Sisters Ramya and Malyada Goverdhan grew up in one of the oldest Vaishnava temple precincts dedicated to Andal (Alvar saints of South India) in Vrindavan. They saw fabric and food grains being offered by the devotees, who would come to pay their respects to the deity, from across the country. “We would look at people’s attire and try guessing which part of the country they are from,” says Malyada. Thus, it was no surprise when the duo opened a clothing store, with the focus being mainly on handloom and handmade items. Today, almost 15 years later, their venture Hands of India (HOI) enjoys a lot of popularity, with local textiles getting a contemporary outlook.

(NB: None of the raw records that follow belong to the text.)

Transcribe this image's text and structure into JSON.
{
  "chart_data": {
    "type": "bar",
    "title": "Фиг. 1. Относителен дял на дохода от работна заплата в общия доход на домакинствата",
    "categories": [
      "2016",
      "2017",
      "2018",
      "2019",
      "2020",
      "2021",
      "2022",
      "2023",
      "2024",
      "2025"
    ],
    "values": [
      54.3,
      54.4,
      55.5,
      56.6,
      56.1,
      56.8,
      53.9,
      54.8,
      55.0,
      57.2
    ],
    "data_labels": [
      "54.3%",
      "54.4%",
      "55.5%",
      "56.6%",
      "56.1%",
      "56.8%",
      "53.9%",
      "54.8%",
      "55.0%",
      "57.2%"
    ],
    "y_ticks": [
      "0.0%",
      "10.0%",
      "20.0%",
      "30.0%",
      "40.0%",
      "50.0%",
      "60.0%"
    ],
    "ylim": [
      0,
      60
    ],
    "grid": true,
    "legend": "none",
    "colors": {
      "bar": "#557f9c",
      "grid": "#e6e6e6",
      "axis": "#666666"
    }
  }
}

The sisters feel that the handloom tradition needs to be preserved but they also want to create employment in semi-urban and rural areas. “Anything that is handmade has a low entry barrier, meaning if you want to do hand embroidery, you just need a needle and a thread. When the entry barriers are so low, there is a huge scope of training unskilled people for the job. This was one of the primary criterion for us and
that’s how we gravitated towards handmade,” says Malyada, who has worked in the software industry, while Ramya has completed a five-year stint with the Indian Air Force.
To develop the brand, the sisters zigzagged around the country, working with embroidery groups in Kanyakumari, Odisha, Andhra Pradesh, West Bengal and Uttar Pradesh. Their products are 100 per cent cotton with kantha (West Bengal), kasuthi (Karnataka) and other hand embroidered forms from Kashmir and Uttar Pradesh being added to their list. “There’s a lot of hand printing too (dabu, ajrakh) and kalamkari (Pedanna in Andhra Pradesh) with vegetable dyes blending itself well with western silhouettes. Our biggest selling range is bandhani,” reveals Malyada and adds that they have tried their hand at chikankari on handloom fabrics on brighter shades such as yellows and reds compared to the pastel shades and the transparent mulmul fabric.
But HOI is currently facing the challenge of scaling up. “Normally, we see that those working with these artisan clusters typically open an NGO. But we’ve invested our own money instead of opting for grants and loans. Also, any artisan group typically takes about two years to achieve the desired level of quality and finesse. Our kurtas come with a six-month guarantee with our embroiderers being made to understand that they have to take guarantee of the thread colour so that it does not come on to the fabric,” says Malyada.
While the handloom tradition dates back 5,000 years, according to Malyada, the society is frittering away its ‘intelligent capital’. “The market has been inundated with Chinese brocade which is one-tenth the cost of the original brocade. Nobody even knows what the real Banarasi brocade looks like,” she rues.